Columnists: Jan Rosenow, Regulatory Assistance Project (RAP)

Published on: 25 Aug 2017

Energy efficiency loopholes risk to Paris Agreement

The results of the European Council’s proposals on energy efficiency are in. In a worst-case scenario, the target could plummet to 0.04 percent. This will make it nearly impossible for the EU to deliver on the Paris Agreement.

Energy efficiency is key to achieving the ambitious carbon reduction goals set out in the Paris Agreement. The International Energy Agency (IEA) created a model scenario, aligned with the Agreement, which indicates that half of global emission reductions will be achieved through energy efficiency measures. This is consistent with work by the Intergovernmental Panel on Climate Change (IPCC) and others.

In consideration of these objectives and the multiple societal benefits delivered by energy efficiency, the European Commission adopted the principle of “Efficiency First” in its Winter Package of legislation. The Energy Efficiency Directive (EED) is a key part of the package, designed to deliver energy savings of 30 percent by 2030. Article 7 of the EED outlines requirements for energy efficiency obligations that would deliver about half of the Directive’s entire savings and is a key driver of energy efficiency in Europe.

However, discussions of the Commission proposals in the European Council have attempted to water down Article 7 substantially. In June 2017, RAP published its impact analysis of the amendments to Article 7 proposed by Malta, which then held the rotating EU presidency. We calculated that, if accepted, these proposals would reduce the Article’s current scope of ambition for energy efficiency by more than 80 percent—and perhaps by as much as 100 percent—depending on the amount of additional savings, beyond the required target, reported for the period from 2014 to 2020 and how Member States apply these proposed terms.

Many loopholes remain and new ones have been added

The final outcome of the Council negotiations struck down some of the proposed loopholes, but adopted others:

  • The headline target was reduced from 1.5 percent annual savings to just 1.0 percent after 2025, unless the European Commission’s assessment results in recommendation of an increased target.
  • The exemptions cap was increased from 25 percent to 35 percent.
  • Excess savings from the current Article 7 period from 2014 to 2020 may be applied to lower the minimum savings for the period from 2021 to 2030.
  • Energy savings from new buildings standards and codes may potentially be double counted.
  • Additionality provisions have been weakened, resulting in looser interpretation of the requirements for energy savings counting toward the Article 7 target. Previous analysis identified that the lack of specific requirements led to an inconsistent and potentially less sound approach.
  • The target for small insular states was lowered to just 0.8 percent of annual energy sales for the period from 2021 to 2030.

Proposals put Europe in reverse gear on energy efficiency

RAP carried out a detailed analysis of the final Council position on Article 7. Our analysis shows that the 1.5 percent target will still be reduced by well over half and, in the worst-case scenario, it could plummet to just 0.04 percent.
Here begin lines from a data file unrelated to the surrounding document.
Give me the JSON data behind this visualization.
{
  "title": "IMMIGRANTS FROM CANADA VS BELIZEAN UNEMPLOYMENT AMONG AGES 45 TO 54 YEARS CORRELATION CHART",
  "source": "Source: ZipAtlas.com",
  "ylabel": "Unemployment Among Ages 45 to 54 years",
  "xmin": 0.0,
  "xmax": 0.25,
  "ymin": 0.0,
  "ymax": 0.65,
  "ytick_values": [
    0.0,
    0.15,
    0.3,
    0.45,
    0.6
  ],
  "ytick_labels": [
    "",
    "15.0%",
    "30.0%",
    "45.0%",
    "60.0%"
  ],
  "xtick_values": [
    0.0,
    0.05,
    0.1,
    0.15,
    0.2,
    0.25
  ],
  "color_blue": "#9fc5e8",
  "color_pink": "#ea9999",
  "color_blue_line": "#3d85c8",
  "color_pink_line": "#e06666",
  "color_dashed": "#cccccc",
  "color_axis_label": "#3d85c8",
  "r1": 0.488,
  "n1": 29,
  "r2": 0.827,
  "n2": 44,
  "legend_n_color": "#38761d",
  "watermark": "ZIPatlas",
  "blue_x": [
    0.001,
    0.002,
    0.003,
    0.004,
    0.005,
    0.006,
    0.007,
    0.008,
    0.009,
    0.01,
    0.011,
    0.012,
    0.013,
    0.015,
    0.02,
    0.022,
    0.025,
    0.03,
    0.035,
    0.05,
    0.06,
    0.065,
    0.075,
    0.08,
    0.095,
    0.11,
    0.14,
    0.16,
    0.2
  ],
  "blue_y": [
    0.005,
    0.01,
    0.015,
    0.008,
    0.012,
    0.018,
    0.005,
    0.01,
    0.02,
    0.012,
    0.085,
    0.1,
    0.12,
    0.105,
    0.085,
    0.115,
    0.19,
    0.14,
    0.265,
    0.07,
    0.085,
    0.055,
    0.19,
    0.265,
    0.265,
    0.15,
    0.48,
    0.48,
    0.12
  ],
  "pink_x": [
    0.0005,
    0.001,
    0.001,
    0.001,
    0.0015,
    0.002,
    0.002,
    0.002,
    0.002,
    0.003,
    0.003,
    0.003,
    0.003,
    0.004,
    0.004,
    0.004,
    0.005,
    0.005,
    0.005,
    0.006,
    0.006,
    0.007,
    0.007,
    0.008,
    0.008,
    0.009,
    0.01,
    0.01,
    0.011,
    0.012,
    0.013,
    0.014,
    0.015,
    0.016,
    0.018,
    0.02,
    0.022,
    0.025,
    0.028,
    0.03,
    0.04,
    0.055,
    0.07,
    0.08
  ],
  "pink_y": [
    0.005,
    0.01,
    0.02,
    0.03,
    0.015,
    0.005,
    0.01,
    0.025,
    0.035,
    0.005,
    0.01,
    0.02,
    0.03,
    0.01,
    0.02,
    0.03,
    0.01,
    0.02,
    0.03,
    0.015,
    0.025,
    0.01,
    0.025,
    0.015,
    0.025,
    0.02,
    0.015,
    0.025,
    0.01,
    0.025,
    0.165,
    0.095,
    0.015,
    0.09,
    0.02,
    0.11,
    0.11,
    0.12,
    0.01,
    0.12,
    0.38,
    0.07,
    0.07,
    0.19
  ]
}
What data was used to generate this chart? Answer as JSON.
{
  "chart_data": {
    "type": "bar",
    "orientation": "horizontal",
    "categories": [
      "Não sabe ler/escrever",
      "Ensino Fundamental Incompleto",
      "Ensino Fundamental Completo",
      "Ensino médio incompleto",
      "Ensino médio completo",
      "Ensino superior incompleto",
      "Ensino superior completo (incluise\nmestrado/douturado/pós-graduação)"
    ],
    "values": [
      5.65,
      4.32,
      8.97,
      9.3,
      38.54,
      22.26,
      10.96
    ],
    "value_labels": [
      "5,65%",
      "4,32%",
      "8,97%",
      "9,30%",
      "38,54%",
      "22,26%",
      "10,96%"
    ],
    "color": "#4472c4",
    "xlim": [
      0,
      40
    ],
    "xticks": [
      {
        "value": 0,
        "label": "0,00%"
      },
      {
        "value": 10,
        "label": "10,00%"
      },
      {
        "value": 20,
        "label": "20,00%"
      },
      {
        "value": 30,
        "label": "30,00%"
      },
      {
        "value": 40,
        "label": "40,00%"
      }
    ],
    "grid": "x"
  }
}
Overall, the proposed loopholes will undoubtedly reduce the current ambition levels in the Commission proposal from 0.71 percent annual savings from efficiency (after exclusions and exemptions), to less than 0.56 percent. This represents at least a 21 percent reduction in ambition.


However, there is considerable uncertainty surrounding the amount of excess savings and the extent to which savings from new buildings may be fully counted (the Council text is ambiguous). In the worst-case scenario—if high excess savings from 2014 and 2015 continue over the entire period from 2014 to 2020, and all savings from new buildings are fully counted—this could in effect reduce the annual savings target to just 0.04 percent. In the most optimistic scenario, excess savings would be minimal and few Member States would use the option of counting savings from new buildings. At this stage, it is not possible to assess with any certainty the actual savings based on the Council’s proposal. It is clear, however, that there is a risk that the energy savings goals of the EED will be significantly watered down if excess savings are uncapped and if savings from new buildings may count fully toward the target.

European Parliament needs to fix Article 7

The first half of 2017 has been used to weaken the proposals made in the Winter Package. The second half of the year offers a chance to rectify this. Negotiations in the European Parliament are already under way and the European Parliament is now in a position to not only mitigate the potential damage, but to draft robust amendments for Article 7 that will help deliver the 40 percent improvement in energy efficiency that the European Parliament voted for in 2016. If Europe is serious about the Paris Agreement, it needs to get its act together on energy efficiency. Actions speak louder than words.